Ce type de pathologie reste peu documenté dans les contenus destinés au grand public, qui se concentrent sur le bois massif et les solutions de surface (talc, vissage, calage). Vérifier si les solives sont en bois d’ingénierie et si elles ont été modifiées devrait être le premier réflexe face à un plancher récent qui grince.
Terrasse bois qui fléchit : lambourdes, fixations et contact avec le sol
Sur une terrasse extérieure, le fléchissement provient rarement des lames elles-mêmes. Ce sont les lambourdes de terrasse qui posent problème dans la plupart des cas.
Trois situations reviennent fréquemment :
- Des lambourdes de classe de durabilité insuffisante pour un usage en contact avec l’humidité du sol. Le bois se dégrade par le dessous, perd sa résistance mécanique et fléchit sous charge bien avant la fin de vie théorique de la terrasse.
- Des lambourdes posées directement sur un sol meuble ou mal drainé, sans plots ni cales de réglage. L’affaissement différentiel du support entraîne une mise en porte-à-faux des lambourdes, avec un effet de ressort au passage.
- Des fixations inadaptées (vis trop courtes, vis non inox qui se corrodent) qui ne maintiennent plus la lame de platelage solidaire de la lambourde. Le jeu créé génère à la fois du bruit et du mouvement.

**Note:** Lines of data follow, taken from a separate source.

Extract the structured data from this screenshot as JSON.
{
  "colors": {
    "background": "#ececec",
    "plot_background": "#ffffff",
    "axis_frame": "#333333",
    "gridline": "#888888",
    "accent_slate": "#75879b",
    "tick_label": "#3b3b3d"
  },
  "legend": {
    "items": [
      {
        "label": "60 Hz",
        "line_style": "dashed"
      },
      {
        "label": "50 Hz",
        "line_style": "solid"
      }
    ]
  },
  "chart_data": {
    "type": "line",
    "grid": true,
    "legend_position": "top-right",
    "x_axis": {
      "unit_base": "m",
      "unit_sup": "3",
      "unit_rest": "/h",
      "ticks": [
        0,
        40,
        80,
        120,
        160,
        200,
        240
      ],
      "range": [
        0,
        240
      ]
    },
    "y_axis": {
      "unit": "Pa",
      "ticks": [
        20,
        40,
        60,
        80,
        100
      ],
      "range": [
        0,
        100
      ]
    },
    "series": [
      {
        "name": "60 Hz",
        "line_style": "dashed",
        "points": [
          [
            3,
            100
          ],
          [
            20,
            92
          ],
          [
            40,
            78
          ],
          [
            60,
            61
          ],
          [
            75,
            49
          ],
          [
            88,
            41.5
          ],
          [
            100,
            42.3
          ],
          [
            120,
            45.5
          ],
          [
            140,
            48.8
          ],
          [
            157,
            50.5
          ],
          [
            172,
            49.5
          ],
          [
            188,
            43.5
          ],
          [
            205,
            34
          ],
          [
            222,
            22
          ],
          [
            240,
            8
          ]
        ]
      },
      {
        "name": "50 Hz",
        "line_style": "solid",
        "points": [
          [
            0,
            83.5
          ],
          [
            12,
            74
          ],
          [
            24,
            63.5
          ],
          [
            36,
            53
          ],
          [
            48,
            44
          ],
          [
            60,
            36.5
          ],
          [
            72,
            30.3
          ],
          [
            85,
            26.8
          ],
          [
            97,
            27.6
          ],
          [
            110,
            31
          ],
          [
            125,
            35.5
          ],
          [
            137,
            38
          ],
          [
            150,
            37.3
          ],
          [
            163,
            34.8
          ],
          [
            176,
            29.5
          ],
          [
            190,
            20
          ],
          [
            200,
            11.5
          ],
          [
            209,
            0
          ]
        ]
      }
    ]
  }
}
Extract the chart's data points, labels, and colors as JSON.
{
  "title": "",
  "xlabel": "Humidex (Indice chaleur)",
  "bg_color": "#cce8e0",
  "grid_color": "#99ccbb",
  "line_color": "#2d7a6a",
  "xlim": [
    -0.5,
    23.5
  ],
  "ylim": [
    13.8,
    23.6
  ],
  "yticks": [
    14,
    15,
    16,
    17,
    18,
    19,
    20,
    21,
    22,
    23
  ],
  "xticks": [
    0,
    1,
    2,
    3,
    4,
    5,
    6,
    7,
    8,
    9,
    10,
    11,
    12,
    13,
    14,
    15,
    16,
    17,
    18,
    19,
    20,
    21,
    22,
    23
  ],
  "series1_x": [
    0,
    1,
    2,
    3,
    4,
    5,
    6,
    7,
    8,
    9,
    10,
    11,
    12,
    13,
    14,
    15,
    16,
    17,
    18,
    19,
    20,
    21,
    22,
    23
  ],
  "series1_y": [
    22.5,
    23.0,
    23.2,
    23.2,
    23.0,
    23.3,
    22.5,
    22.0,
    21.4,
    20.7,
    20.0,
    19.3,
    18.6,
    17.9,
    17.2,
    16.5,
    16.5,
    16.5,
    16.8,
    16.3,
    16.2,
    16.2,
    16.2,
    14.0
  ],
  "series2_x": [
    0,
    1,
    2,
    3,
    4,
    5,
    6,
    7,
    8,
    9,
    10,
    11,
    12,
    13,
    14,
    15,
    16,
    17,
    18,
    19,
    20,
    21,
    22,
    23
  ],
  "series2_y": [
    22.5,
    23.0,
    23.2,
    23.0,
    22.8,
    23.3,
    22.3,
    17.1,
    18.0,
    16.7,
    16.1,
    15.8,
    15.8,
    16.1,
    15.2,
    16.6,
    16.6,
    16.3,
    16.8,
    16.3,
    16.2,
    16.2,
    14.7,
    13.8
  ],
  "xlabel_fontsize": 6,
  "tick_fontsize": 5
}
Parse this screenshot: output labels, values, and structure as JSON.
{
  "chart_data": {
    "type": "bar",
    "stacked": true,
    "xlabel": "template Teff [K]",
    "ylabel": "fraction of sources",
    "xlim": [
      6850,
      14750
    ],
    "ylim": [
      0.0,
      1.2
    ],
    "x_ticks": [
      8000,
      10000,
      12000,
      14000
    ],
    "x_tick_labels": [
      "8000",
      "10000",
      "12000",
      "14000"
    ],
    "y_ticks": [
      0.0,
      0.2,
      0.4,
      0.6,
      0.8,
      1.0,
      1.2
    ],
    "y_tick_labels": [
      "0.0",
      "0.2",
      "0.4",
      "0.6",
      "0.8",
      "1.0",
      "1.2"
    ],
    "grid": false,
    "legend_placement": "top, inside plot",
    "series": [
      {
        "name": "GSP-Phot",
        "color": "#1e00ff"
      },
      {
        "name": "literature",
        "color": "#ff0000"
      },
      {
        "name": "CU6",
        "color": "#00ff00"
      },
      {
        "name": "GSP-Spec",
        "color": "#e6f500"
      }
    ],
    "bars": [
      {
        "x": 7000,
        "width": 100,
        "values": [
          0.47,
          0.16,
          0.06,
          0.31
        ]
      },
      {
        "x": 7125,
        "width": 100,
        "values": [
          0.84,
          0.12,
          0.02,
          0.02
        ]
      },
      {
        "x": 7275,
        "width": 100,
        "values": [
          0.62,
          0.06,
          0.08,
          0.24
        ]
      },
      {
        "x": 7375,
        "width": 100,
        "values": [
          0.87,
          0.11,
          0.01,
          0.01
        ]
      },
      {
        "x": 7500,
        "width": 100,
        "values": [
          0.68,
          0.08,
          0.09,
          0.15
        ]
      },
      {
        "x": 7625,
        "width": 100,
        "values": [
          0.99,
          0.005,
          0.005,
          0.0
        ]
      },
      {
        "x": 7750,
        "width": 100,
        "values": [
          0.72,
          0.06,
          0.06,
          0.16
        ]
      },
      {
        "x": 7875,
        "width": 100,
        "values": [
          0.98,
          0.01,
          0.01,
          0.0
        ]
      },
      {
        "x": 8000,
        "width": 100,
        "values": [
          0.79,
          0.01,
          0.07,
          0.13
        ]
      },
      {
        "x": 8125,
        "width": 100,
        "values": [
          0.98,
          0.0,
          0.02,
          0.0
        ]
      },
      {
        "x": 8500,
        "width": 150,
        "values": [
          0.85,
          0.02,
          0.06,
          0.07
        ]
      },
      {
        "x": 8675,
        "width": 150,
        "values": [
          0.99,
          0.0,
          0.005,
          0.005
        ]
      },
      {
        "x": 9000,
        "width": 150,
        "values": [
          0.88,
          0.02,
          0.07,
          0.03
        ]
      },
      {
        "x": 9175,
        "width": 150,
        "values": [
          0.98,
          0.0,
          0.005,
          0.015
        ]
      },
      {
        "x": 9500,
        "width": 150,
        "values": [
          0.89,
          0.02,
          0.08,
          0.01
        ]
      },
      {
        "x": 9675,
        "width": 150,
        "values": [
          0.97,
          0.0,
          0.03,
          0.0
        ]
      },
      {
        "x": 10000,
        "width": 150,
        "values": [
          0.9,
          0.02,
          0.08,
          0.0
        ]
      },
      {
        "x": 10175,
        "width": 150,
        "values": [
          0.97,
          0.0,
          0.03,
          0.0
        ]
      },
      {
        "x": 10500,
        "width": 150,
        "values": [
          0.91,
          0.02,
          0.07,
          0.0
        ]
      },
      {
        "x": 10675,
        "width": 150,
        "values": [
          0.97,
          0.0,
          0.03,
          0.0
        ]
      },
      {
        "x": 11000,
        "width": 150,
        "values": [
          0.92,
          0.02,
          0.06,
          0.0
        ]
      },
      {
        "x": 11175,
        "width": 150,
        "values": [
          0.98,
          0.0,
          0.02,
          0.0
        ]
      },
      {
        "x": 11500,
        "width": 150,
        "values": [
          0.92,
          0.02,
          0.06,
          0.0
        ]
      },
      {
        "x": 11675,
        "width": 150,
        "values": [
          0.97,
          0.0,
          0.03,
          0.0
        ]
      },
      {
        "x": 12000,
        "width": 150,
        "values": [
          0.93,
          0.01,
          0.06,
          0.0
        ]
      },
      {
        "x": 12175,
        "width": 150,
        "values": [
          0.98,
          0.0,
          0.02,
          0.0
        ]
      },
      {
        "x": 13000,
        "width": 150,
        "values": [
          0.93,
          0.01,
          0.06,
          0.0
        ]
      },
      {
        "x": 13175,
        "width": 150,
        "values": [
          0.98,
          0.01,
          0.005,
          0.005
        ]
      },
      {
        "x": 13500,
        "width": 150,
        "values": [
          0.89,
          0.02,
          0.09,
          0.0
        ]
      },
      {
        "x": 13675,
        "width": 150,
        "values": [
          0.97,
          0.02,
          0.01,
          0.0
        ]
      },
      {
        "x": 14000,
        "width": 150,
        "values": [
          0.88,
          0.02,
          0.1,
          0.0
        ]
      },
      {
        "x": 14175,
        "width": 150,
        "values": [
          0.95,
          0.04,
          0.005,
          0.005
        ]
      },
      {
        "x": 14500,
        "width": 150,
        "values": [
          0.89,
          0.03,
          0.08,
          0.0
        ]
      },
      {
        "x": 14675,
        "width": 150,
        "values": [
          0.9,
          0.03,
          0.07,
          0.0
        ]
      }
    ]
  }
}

Diagnostic avant intervention : identifier la pièce en cause
Avant de visser un parquet par le dessus ou de caler une lame de terrasse, localiser la pièce responsable du désordre fait gagner du temps et de l’argent.
Sur un plancher intérieur
Observer le grincement depuis le dessous (cave, sous-sol) pendant qu’une personne marche à l’étage permet de repérer si le mouvement vient du panneau de sous-plancher qui se décolle d’une solive, ou d’une solive elle-même qui fléchit. Un trait de crayon sur la solive au droit du grincement aide à cibler la réparation.
Sur une terrasse
Retirer une ou deux lames de platelage au niveau de la zone qui fléchit suffit à vérifier l’état de la lambourde. Un bois ramolli, grisâtre en profondeur ou qui s’effrite au tournevis indique une dégradation avancée. Le remplacement de la lambourde, et non un simple revissage, s’impose alors.
Traiter le revêtement sans vérifier la structure en dessous revient à masquer le symptôme. Un grincement de plancher ou un fléchissement de terrasse signale presque toujours un défaut au niveau de la lambourde, de la solive ou de leur assemblage. Identifier laquelle de ces deux pièces est en cause oriente vers la bonne réparation, qu’il s’agisse d’un simple calage, d’un renforcement de section ou d’un remplacement complet.